Facing a Dec. 8 deadline U.S. District Judge Steve Jones set for redrawing the maps, GOP Gov. Brian Kemp issued an order calling a special session of the legislature to begin Nov. 29.
In a 516-page ruling, Jones sided with civil rights and voting rights groups that claimed in three lawsuits that the maps violated the federal Voting Rights Act by denying Black Georgians an equal opportunity to participate in the political process by electing candidates of their choice.
“The court commends Georgia for the great strides that it has made to increase the political opportunities of Black voters in the 58 years since the passage of the Voting Rights Act of 1965,” Jones wrote. “Despite these great gains, the court determines that in certain areas of the state, the political process is not equally open to Black voters.”
Jones cited the 2020 Census, which found that all of Georgia’s population growth during the last decade was attributable to the increase in minority residents. Yet, the number of majority Black congressional and legislative districts remained the same.
According to the plaintiffs, Georgia lawmakers should have drawn three new state Senate and five new state House districts that would have provided Black voters an equal opportunity to elect their preferred candidates. Instead, the GOP lost only two seats in the House and one in the Senate in last year’s elections.
Thursday’s ruling agreed with the plaintiffs by ordering the General Assembly to draw five additional Black majority seats in the Georgia House and came close to the plaintiffs’ arguments by ordering an additional two Black majority state Senate seats.
“In 2021, the General Assembly ignored Georgia’s diversification over the last decade and enacted a state legislative map that demonstrably diluted the voting strength of Black voters,” said Rahul Garabadu, senior voting rights staff director at the ACLU of Georgia, one of the plaintiffs in the case. “Today’s decision charts a path to correct that grave injustice before the 2024 election cycle. The General Assembly should now move swiftly to enact a remedial map that fairly represents Black voters.”
Georgia Republicans added one seat to their majority in the state’s congressional delegation in the November midterm elections after redrawing the district of U.S. Rep. Lucy McBath, D-Marietta, in Atlanta’s northern suburbs into heavily Republican Forsyth, Dawson, and Cherokee counties. McBath responded by running for and winning an adjacent seat in a Democratic-leaning district.
“Congresswoman McBath applauds the court for upholding the principles of fair and equal representation,” Jake Orvis, McBath’s campaign manager, said in a statement issued immediately following Thursday’s ruling. “While the outcome of the process remains unclear, one thing is certain: Rep. McBath will not be letting Republicans in the state legislature determine when her work serving Georgians is done.”
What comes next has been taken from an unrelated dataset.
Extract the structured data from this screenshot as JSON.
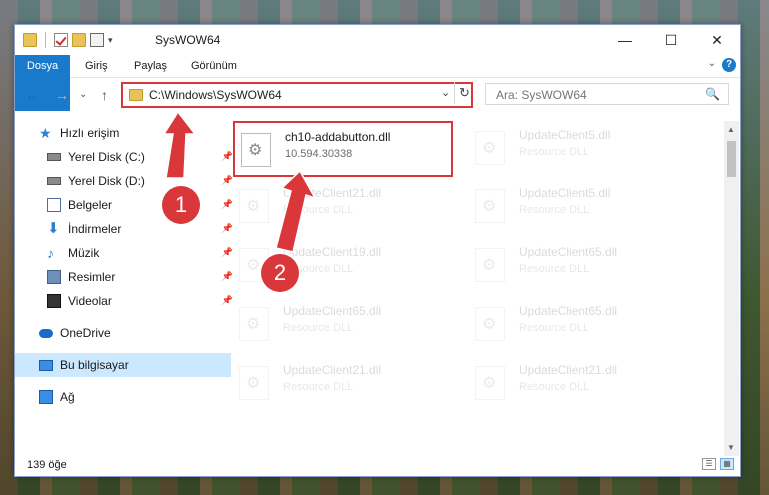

Republicans countered that they followed the law in redrawing the maps after the 2020 Census.
On Thursday, a Republican voter mobilization group headed by former GOP U.S. Sen. Kelly Loeffler criticized the decision.
“Today’s ruling by the Obama-appointed U.S. District Court judge is a disappointing but unsurprising victory for liberal activists attempting to interfere in next year’s elections,” said Loeffler, chairwoman of Greater Georgia. “Greater Georgia expects a successful appeal and that partisan efforts to undermine our state’s legislative and congressional races ahead of 2024 will be dismissed.”
The executive order Kemp signed scheduling the special session said the governor also will ask the General Assembly to ratify orders he issued in each of the last two months suspending the state sales tax on gasoline.